Matthew Willis, who works for Flock and is a member of the Mozilla community, is posing an interesting theory: there's a "monetization conundrum" surrounding Firefox and its parent organization, Mozilla, and it's not an easy issue to resolve:
The problem of extension monetization is one that many would like Mozilla to take on and provide a solution to. Perhaps there is a market for a browser that takes Firefox or Chrome, builds a slick App Store into it, promotes it among developers, markets it well with consumers, and then can sit back and make a pretty penny for their VCs. Maybe, but I don't feel that is the job of Mozilla, nor are they well-suited for it.
One of the best ways to make a technology platform stronger is to make it profitable. Mozilla may not want that responsibility - - there must be a lot of headaches, as it is, honchoing the development of a free piece of technology. Overseeing a development community that has money on the line, and it kicks it into an entirely different level.
Daniel Glazman is another member of the Mozilla community who writes that he agrees with Willis' conclusions and offers some of his own thoughts:
. . . with a 800,000,000+ downloads mark, Firefox has not attracted a gigantic list of extensions developers like the iPhone did; granted, the Mozilla community is a large group, and it's a huge, remarkable achievement. An ecosystem. But the iPhone shows that the coolness factor - that both the iPhone and Firefox share - is not enough for Firefox. Please do not misunderstand me, I am not saying a single second Firefox and Mozilla failed here. I'm only saying that a larger, a MUCH larger, community should be targeted. We all know that experienced XUL developers are rare on the market.

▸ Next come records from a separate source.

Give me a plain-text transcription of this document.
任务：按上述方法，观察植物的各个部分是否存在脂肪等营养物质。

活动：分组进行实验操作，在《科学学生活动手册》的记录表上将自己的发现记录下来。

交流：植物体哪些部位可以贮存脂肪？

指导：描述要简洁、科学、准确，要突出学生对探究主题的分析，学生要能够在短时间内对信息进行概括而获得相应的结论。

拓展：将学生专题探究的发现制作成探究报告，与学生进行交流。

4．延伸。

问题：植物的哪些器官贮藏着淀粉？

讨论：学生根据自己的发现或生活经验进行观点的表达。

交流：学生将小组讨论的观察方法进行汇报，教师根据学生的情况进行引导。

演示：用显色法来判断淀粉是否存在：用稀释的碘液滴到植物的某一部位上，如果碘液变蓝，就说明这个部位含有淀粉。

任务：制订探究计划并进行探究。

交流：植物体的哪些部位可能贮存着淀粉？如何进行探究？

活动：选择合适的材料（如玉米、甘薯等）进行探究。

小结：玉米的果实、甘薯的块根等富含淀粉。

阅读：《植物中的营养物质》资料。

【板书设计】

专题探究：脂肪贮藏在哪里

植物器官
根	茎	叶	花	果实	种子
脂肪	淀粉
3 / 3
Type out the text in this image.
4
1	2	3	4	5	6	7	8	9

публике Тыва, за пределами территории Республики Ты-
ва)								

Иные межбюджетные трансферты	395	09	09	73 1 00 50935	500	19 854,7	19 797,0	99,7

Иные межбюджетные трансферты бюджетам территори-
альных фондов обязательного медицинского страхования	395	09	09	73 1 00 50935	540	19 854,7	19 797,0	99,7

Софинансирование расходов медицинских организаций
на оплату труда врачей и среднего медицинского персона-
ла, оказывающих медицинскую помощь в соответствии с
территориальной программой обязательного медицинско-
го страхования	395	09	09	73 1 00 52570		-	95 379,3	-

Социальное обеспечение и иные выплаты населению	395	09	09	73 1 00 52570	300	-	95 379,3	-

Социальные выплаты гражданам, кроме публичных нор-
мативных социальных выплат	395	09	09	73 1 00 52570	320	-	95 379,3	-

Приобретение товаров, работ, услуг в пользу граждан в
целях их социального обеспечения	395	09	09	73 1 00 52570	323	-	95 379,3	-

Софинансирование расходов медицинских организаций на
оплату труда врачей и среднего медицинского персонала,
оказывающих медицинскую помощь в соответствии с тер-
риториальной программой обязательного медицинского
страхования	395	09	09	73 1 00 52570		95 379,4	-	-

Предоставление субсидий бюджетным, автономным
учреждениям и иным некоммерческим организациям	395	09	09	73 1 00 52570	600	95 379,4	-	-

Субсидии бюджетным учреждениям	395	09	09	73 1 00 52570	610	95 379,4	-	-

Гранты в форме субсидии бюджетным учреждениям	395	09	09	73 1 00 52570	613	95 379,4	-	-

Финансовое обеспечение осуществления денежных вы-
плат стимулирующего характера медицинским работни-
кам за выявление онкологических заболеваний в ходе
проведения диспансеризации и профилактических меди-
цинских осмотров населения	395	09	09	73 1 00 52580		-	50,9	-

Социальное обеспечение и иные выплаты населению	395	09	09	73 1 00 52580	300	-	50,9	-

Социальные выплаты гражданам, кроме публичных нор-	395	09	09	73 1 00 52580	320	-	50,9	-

Glazman missing a key factor: Money. Apple is in business to make it. Mozilla is not. Mozilla's raison d'etre: "We're a public benefit organization dedicated not to making money but to improving the way people everywhere experience the Internet."
It's OK that Mozilla has chosen not to cash in on Firefox or its platform. But why hasn't anyone else stepped up? The venture capital powerhouse, Kleiner Perkins Caufield & Byers - - even before there was an Apple App Store - - put up $100 million to support companies that built iPhone applications. There's your "coolness factor," right there.
Think of the possibilities for a Firefox App Store: an extension, for example, that translates Turkish into English on the fly; another extension that brings the Aqueduct results to your browser in real-time; one that searches every "help wanted" site on the Web and brings new job postings to a PC the second they are posted; another that helps high school kids with chemistry homework. In each case, there may not be a gazillion people willing to pay for such a browser extension. But there will be some people who do. A Firefox App Store, or Extension Store, would certainly be a way to focus here.
And yet, nobody is leading the way.
It's clear that Apple is onto something big with its App Store. It's also clear that not even Apple seems to be able to cash in on the entire opportunity that exists. Is there anybody out there willing to try?